Around the 14th century, a set of six ancillary texts, or angas (“limbs”), became associated with The Devīmāhātmya. The first three angas—the Devyāḥ Kavacam, Argalāstotra, and Kīlakastotra—are preparatory prayers and incantations employed in The Devīmāhātmya’s ritual recitation.

The remaining three—the Prādhānika Rahasya, Vaikṛtika Rahasya, and Mūrtirahasya—deal with

cosmogony and formal worship and are optionally recited afterward.

Besides these, two Vedic hymns —the Rātrisūkta and the Devīsūkta—are customarily chanted immediately before and after the text of The Devīmāhātmya.

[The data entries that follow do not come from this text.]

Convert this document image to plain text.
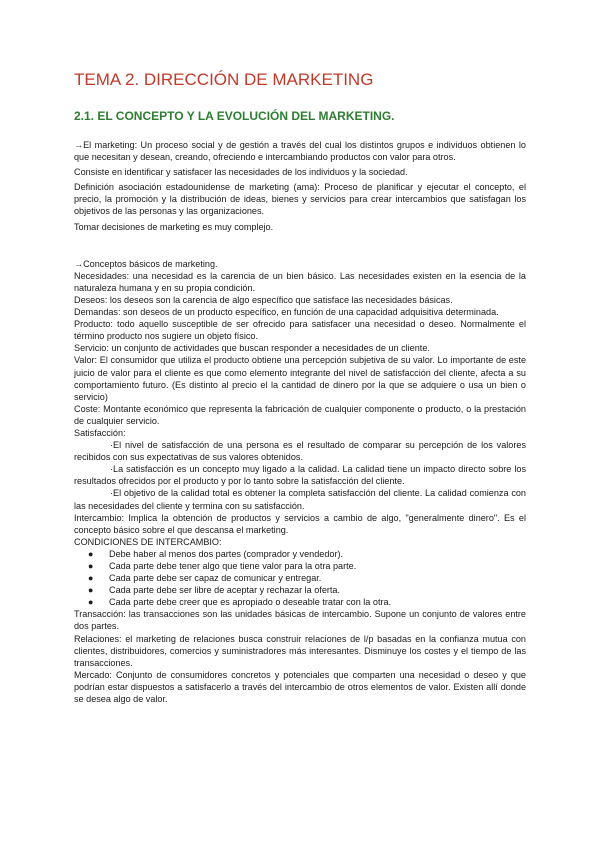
TEMA 2. DIRECCIÓN DE MARKETING
2.1. EL CONCEPTO Y LA EVOLUCIÓN DEL MARKETING.

→El marketing: Un proceso social y de gestión a través del cual los distintos grupos e individuos obtienen lo que necesitan y desean, creando, ofreciendo e intercambiando productos con valor para otros.

Consiste en identificar y satisfacer las necesidades de los individuos y la sociedad.

Definición asociación estadounidense de marketing (ama): Proceso de planificar y ejecutar el concepto, el precio, la promoción y la distribución de ideas, bienes y servicios para crear intercambios que satisfagan los objetivos de las personas y las organizaciones.

Tomar decisiones de marketing es muy complejo.

→Conceptos básicos de marketing.

Necesidades: una necesidad es la carencia de un bien básico. Las necesidades existen en la esencia de la naturaleza humana y en su propia condición.

Deseos: los deseos son la carencia de algo específico que satisface las necesidades básicas.

Demandas: son deseos de un producto específico, en función de una capacidad adquisitiva determinada.

Producto: todo aquello susceptible de ser ofrecido para satisfacer una necesidad o deseo. Normalmente el término producto nos sugiere un objeto físico.

Servicio: un conjunto de actividades que buscan responder a necesidades de un cliente.

Valor: El consumidor que utiliza el producto obtiene una percepción subjetiva de su valor. Lo importante de este juicio de valor para el cliente es que como elemento integrante del nivel de satisfacción del cliente, afecta a su comportamiento futuro. (Es distinto al precio el la cantidad de dinero por la que se adquiere o usa un bien o servicio)

Coste: Montante económico que representa la fabricación de cualquier componente o producto, o la prestación de cualquier servicio.

Satisfacción:

·El nivel de satisfacción de una persona es el resultado de comparar su percepción de los valores recibidos con sus expectativas de sus valores obtenidos.

·La satisfacción es un concepto muy ligado a la calidad. La calidad tiene un impacto directo sobre los resultados ofrecidos por el producto y por lo tanto sobre la satisfacción del cliente.

·El objetivo de la calidad total es obtener la completa satisfacción del cliente. La calidad comienza con las necesidades del cliente y termina con su satisfacción.

Intercambio: Implica la obtención de productos y servicios a cambio de algo, "generalmente dinero". Es el concepto básico sobre el que descansa el marketing.

CONDICIONES DE INTERCAMBIO:

● Debe haber al menos dos partes (comprador y vendedor).
● Cada parte debe tener algo que tiene valor para la otra parte.
● Cada parte debe ser capaz de comunicar y entregar.
● Cada parte debe ser libre de aceptar y rechazar la oferta.
● Cada parte debe creer que es apropiado o deseable tratar con la otra.

Transacción: las transacciones son las unidades básicas de intercambio. Supone un conjunto de valores entre dos partes.

Relaciones: el marketing de relaciones busca construir relaciones de l/p basadas en la confianza mutua con clientes, distribuidores, comercios y suministradores más interesantes. Disminuye los costes y el tiempo de las transacciones.

Mercado: Conjunto de consumidores concretos y potenciales que comparten una necesidad o deseo y que podrían estar dispuestos a satisfacerlo a través del intercambio de otros elementos de valor. Existen allí donde se desea algo de valor.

In recognizing the Word (Vāk) as an actual Manifestation of Śakti, Śākta Tantra correlates the physical universe with The Divine Reality from which it flows.

Accordingly, the words of The Devīmāhātmya are not merely poetry (śloka), but the actual Embodiment Of Divine Power (Mantra). This Power Śiva Himself is said to have Restrained “as if with a bolt” to prevent the intentional or unwitting misuse.

Formal recitation, performed according to elaborate and strictly defined ritual practices involving physical and mental preparation, affords access to that power, which may be directed toward either temporal or spiritual ends.